First, adaptive and distributed leadership are critical for philanthropy to solve complex and ever-changing community problems. In this case, a cross section of philanthropic leaders worked without a script, hashing out a final agreement that ended the bankruptcy and set a new course for the city.
Second, relationships and networks must be leveraged for collective action to occur. In Detroit, old and new relationships within and across sectors allowed leaders to move quickly to the different tasks at-hand – whether it was getting consensus in the boardrooms or working to hammer out the details of how to structure funding and implement reforms to assist Detroit as it emerged from bankruptcy.
Third, philanthropy can act as an anchor in the communities it serves. The focus on the city created a rallying point for foundations with a variety of missions and histories to find a common cause. Connections to place were critical, especially given the absence of strong public sector leadership and capacity.
Fourth, the Grand Bargain illustrates that opportunity can emerge from crisis. Detroit’s bankruptcy made it possible for foundation leaders – executives and their boards – to think beyond their strategies and programs and to see how taking collective action was integral to their core values and missions, something that was not likely to have happened without the immediacy of the bankruptcy.
The case study, available on the CPPP website, was underwritten by the recently launched Irene Hirano Inouye Philanthropic Leadership Fund.

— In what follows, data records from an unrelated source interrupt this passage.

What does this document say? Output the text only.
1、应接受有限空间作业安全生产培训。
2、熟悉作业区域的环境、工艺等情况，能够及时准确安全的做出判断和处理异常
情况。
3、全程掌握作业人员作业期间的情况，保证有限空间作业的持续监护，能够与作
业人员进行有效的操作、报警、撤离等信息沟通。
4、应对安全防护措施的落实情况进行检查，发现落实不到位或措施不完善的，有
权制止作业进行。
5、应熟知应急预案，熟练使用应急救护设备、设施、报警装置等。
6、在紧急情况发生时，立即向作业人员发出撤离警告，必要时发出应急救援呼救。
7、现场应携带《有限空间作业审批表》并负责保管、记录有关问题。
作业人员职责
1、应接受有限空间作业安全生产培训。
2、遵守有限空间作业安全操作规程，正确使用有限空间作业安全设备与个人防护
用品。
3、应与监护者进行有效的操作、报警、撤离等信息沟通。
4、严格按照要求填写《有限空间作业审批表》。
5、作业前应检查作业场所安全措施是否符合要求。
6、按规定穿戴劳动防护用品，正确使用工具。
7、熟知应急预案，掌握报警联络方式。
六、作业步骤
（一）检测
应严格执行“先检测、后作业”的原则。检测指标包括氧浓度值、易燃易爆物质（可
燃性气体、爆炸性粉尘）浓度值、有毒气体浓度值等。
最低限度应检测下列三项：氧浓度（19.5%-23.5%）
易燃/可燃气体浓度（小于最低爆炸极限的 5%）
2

The Fund elevates and amplifies the role of philanthropic leadership in strategies for scaling impact, bringing greater attention to the issues of shared governance between foundation boards and their CEOs through the development of cases to stimulate conversa¬tions with foundation trustees and executives. Inouye, an alumna of the USC Sol Price School of Public Policy, serves as president of the U.S.-Japan Council and is a former board chair of both The Kresge Foundation and Ford Foundation.